What the Court did not do (although the odd couple concurrence of Justices Alito and Kagan tried) was to provide some real guidance as to when this ministerial exception could be applied. A couple of inconvenient facts (one for each side) show how difficult it could possibly be to figure that out. On the side of the church, the inconvenient fact is that while Perich was a called teacher, her job description was identical to that of the lay teachers, who were not called, or even required to be Lutheran. Given that, why should Perich’s status of being “called” really make a difference? As for Perich, her unfortunate fact is that before this dispute arose she had claimed ministerial status in order to get tax benefits. While that doesn’t answer the question of her status, it at least makes it unclear enough to that caution dictates the courts shouldn’t wade into it.
It will be interesting to see how the lower courts grapple with the scope of the exception. Of course, they’ve been doing it for some time, so it might not be as vague as some are making it out to be. It’s also worth noting that, contrary to what I’ve read in some heated ‘Net comment sections, the decision does not allow churches to discriminate at will against any employee. Only those arguably involved in the church’s core function would be covered.
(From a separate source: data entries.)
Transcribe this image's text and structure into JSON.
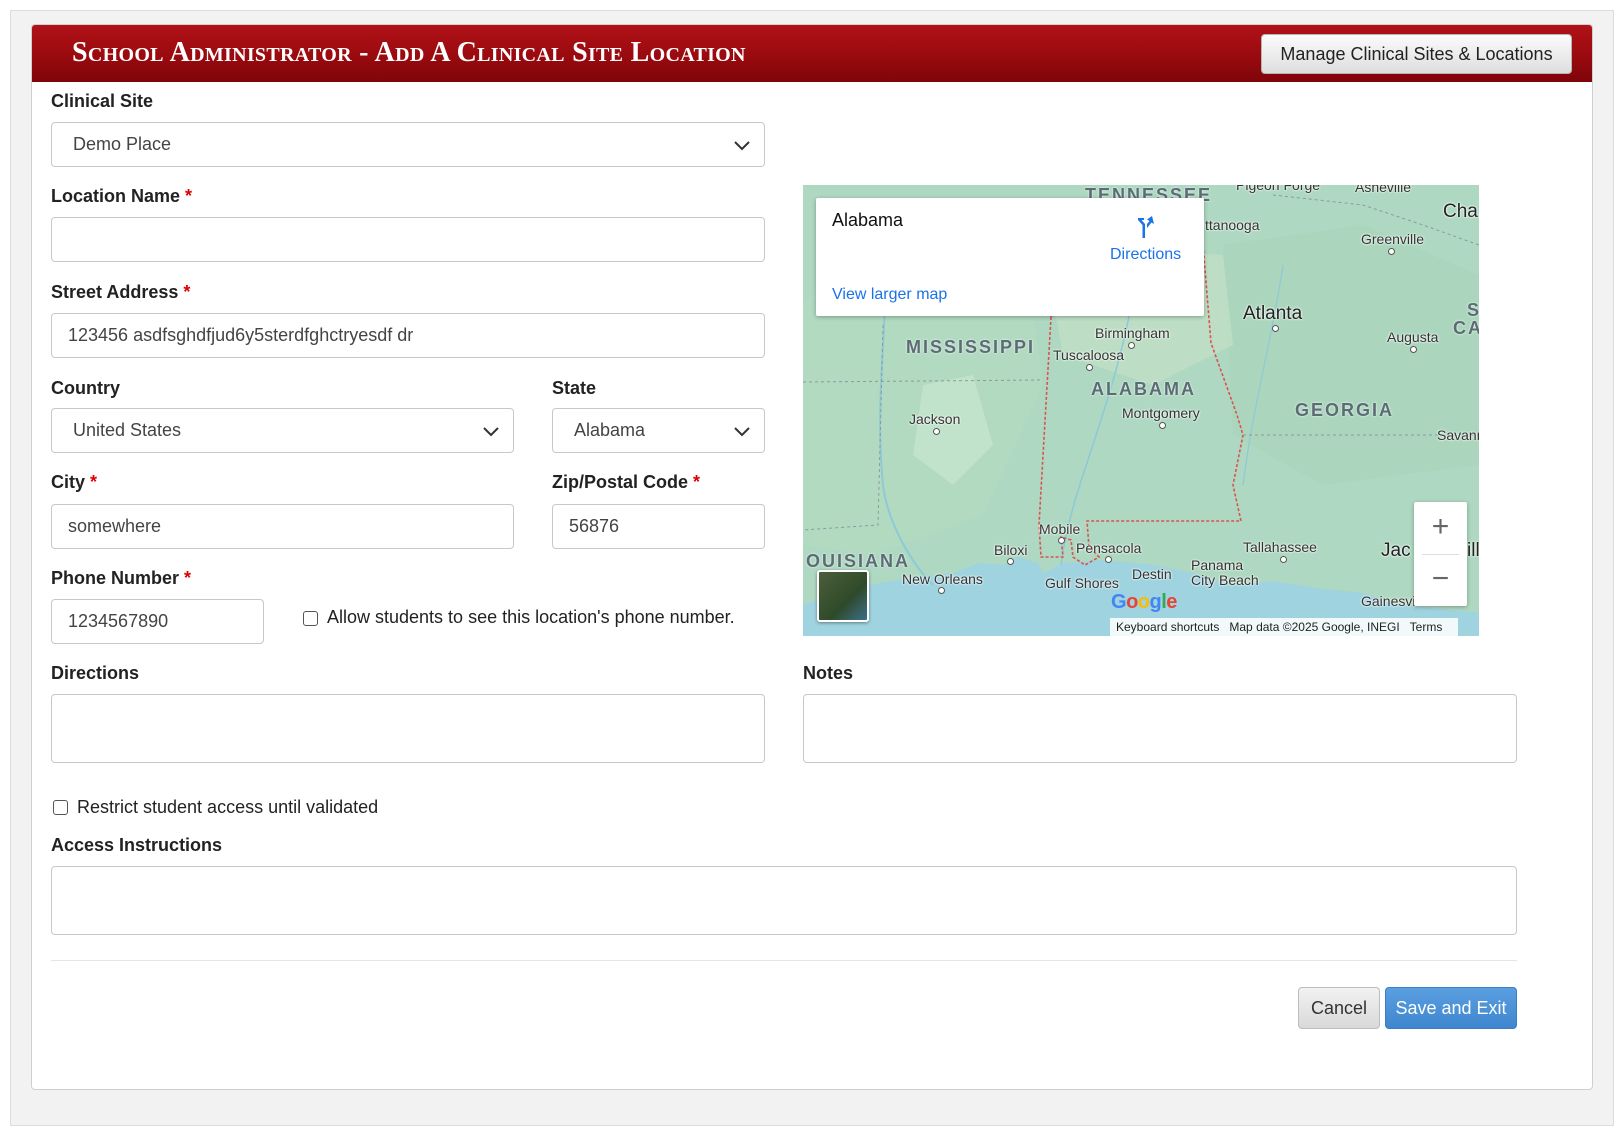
{
  "header": {
    "title": "School Administrator - Add A Clinical Site Location",
    "manage_button": "Manage Clinical Sites & Locations"
  },
  "form": {
    "clinical_site": {
      "label": "Clinical Site",
      "value": "Demo Place"
    },
    "location_name": {
      "label": "Location Name",
      "required_mark": "*",
      "value": ""
    },
    "street_address": {
      "label": "Street Address",
      "required_mark": "*",
      "value": "123456 asdfsghdfjud6y5sterdfghctryesdf dr"
    },
    "country": {
      "label": "Country",
      "value": "United States"
    },
    "state": {
      "label": "State",
      "value": "Alabama"
    },
    "city": {
      "label": "City",
      "required_mark": "*",
      "value": "somewhere"
    },
    "zip": {
      "label": "Zip/Postal Code",
      "required_mark": "*",
      "value": "56876"
    },
    "phone": {
      "label": "Phone Number",
      "required_mark": "*",
      "value": "1234567890"
    },
    "phone_visibility": {
      "label": "Allow students to see this location's phone number.",
      "checked": false
    },
    "directions": {
      "label": "Directions",
      "value": ""
    },
    "notes": {
      "label": "Notes",
      "value": ""
    },
    "restrict_access": {
      "label": "Restrict student access until validated",
      "checked": false
    },
    "access_instructions": {
      "label": "Access Instructions",
      "value": ""
    }
  },
  "map": {
    "info_title": "Alabama",
    "directions_link": "Directions",
    "larger_map_link": "View larger map",
    "states": {
      "tennessee": "TENNESSEE",
      "mississippi": "MISSISSIPPI",
      "alabama": "ALABAMA",
      "georgia": "GEORGIA",
      "louisiana": "OUISIANA",
      "south_carolina_1": "S",
      "south_carolina_2": "CA"
    },
    "cities": {
      "atlanta": "Atlanta",
      "birmingham": "Birmingham",
      "tuscaloosa": "Tuscaloosa",
      "montgomery": "Montgomery",
      "jackson": "Jackson",
      "chattanooga": "ttanooga",
      "greenville": "Greenville",
      "augusta": "Augusta",
      "savannah": "Savann",
      "mobile": "Mobile",
      "pensacola": "Pensacola",
      "biloxi": "Biloxi",
      "new_orleans": "New Orleans",
      "gulf_shores": "Gulf Shores",
      "destin": "Destin",
      "panama_city": "Panama City Beach",
      "tallahassee": "Tallahassee",
      "jacksonville_1": "Jac",
      "jacksonville_2": "ill",
      "gainesville": "Gainesvi",
      "charlotte": "Cha",
      "asheville": "Asheville",
      "pigeon_forge": "Pigeon Forge"
    },
    "zoom_in": "+",
    "zoom_out": "−",
    "google_logo": "Google",
    "keyboard_shortcuts": "Keyboard shortcuts",
    "map_data": "Map data ©2025 Google, INEGI",
    "terms": "Terms"
  },
  "actions": {
    "cancel": "Cancel",
    "save": "Save and Exit"
  },
  "colors": {
    "header_red": "#9a0a0f",
    "save_blue": "#3f86cf",
    "required_red": "#dd0000",
    "link_blue": "#1a73e8"
  }
}
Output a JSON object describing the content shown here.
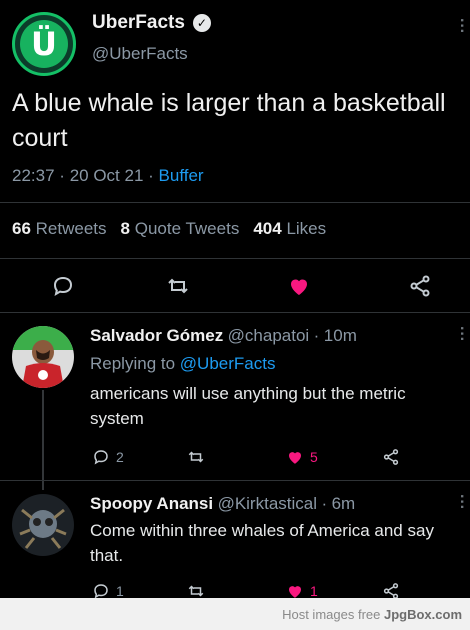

Of course, how broad is any given church’s function? That’s the rub.
Ultimately, the religion clauses of the First Amendment reflect the same fear that the Free Speech clause does when it comes to state regulation. It’s not that bad things are done under the auspices of speech or religion that most people would want regulated. It’s that we don’t trust the state to sort correctly between the good stuff and the bad. Rather than risk the state getting it wrong, we let the market handle it, to the extent it can. Whether that’s born of some ideological position or simply a recognition of how the real world works, you get the same place in the end.
It’s often noted, amongst my unbelieving brethren, that religion isn’t an immutable trait like race, gender, or sexual orientation. Given that religious practice involves choice and free will, why should it enjoy protected status? Whatever arguments for or against that idea, in the United States the decision was made long ago. The First Amendment does put religion in a special place in our society when it comes to how the law deals with it. Maybe it shouldn’t, but it would take more than a Supreme Court case to change it.